Ahora, yo tengo una pregunta que hacerte a ti. ¿Qué hacías en Nueva York? ¿Y por qué cambiaste de forma de vida?
—Era agente de bolsa.
—¿Famoso?
—Oh, podría decirse que sí —sonrió irónico—. En ciertos círculos era conocido como el «Mago de Wall Street».
—¡Dios mío! ¿Qué hacías exactamente?
—Estaba especializado en encontrar pequeñas empresas de alto potencial, pero que carecían del capital necesario. Yo arriesgaba el capital… si me equivocaba perdía, y si daba en el clavo, ganaba. Afortunadamente tuve muchos más aciertos que fallos.
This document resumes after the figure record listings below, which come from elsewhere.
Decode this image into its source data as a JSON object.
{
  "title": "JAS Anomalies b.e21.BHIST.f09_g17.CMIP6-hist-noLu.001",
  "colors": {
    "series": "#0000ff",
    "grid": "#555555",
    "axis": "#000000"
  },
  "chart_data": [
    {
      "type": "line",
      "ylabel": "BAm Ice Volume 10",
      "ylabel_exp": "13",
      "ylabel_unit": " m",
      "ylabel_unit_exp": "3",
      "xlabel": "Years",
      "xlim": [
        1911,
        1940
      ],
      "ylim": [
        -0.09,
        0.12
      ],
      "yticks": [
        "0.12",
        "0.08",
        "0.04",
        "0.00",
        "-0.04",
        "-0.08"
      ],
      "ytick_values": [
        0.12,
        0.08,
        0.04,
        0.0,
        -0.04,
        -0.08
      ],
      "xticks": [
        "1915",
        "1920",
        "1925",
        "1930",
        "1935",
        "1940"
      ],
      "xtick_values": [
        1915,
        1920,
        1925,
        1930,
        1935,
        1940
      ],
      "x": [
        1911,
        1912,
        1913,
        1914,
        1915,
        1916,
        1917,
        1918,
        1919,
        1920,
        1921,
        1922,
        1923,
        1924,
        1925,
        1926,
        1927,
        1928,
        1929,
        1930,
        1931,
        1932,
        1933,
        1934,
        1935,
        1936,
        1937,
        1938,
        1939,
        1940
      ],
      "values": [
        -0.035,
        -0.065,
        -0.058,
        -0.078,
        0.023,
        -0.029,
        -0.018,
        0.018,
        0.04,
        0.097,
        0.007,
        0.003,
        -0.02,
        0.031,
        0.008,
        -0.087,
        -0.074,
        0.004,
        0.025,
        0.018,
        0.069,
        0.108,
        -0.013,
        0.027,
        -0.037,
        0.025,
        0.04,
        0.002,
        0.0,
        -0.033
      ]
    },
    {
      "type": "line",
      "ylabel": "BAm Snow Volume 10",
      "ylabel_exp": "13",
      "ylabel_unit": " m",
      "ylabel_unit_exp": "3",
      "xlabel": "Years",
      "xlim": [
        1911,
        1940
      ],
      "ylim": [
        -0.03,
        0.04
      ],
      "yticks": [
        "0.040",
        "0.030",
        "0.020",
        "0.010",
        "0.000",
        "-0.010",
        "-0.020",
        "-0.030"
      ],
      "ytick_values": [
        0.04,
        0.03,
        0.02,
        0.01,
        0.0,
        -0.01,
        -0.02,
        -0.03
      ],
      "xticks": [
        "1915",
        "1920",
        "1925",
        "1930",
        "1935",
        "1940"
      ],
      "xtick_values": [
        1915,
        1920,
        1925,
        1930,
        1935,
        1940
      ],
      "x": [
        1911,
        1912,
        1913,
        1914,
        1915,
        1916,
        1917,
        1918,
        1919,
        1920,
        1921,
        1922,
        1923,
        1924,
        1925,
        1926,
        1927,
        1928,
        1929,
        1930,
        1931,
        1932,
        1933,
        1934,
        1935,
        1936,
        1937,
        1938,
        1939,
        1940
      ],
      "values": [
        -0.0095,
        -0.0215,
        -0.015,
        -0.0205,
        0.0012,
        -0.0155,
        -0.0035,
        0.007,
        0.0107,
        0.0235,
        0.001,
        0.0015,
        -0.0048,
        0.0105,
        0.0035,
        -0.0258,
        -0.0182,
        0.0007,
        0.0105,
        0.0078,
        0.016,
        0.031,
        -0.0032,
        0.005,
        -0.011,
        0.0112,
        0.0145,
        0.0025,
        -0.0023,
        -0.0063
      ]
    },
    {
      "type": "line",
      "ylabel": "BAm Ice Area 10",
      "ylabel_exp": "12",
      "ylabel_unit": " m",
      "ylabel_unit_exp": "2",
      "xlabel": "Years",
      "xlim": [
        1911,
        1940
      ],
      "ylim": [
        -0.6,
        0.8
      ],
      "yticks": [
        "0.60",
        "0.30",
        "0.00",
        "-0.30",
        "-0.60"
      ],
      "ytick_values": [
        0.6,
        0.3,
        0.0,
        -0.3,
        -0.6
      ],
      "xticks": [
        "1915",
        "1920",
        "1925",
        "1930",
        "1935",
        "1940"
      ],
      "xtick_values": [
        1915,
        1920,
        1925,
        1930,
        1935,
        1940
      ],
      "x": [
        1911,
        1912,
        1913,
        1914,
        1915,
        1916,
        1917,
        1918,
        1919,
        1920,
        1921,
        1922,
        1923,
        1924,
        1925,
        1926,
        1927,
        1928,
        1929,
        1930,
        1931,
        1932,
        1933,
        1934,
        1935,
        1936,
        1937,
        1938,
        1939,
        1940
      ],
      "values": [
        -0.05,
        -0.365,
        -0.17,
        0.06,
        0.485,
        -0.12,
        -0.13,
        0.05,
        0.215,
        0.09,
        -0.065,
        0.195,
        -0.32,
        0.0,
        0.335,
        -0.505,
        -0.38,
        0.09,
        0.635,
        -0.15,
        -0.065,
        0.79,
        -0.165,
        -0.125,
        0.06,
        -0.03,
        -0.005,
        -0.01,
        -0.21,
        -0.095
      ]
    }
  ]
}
—Me habría encantado haberte conocido entonces —comentó Kathy con tono ligero.
—Entonces no te habría gustado —la miró a los ojos—. Yo mismo no estaba muy contento conmigo mismo.
—¿Por qué? ¿Has cambiado mucho?
—Sí.
Kathy deseó que le contara más cosas. Pero no lo hizo.
—Me gustas ahora —le confesó—. ¿Por qué dices que en aquel entonces no me habrías gustado?
—Era un hombre despreocupado e indiferente, Kathy. Despreocupado con la gente, con las relaciones, con los sentimientos y necesidades de los demás.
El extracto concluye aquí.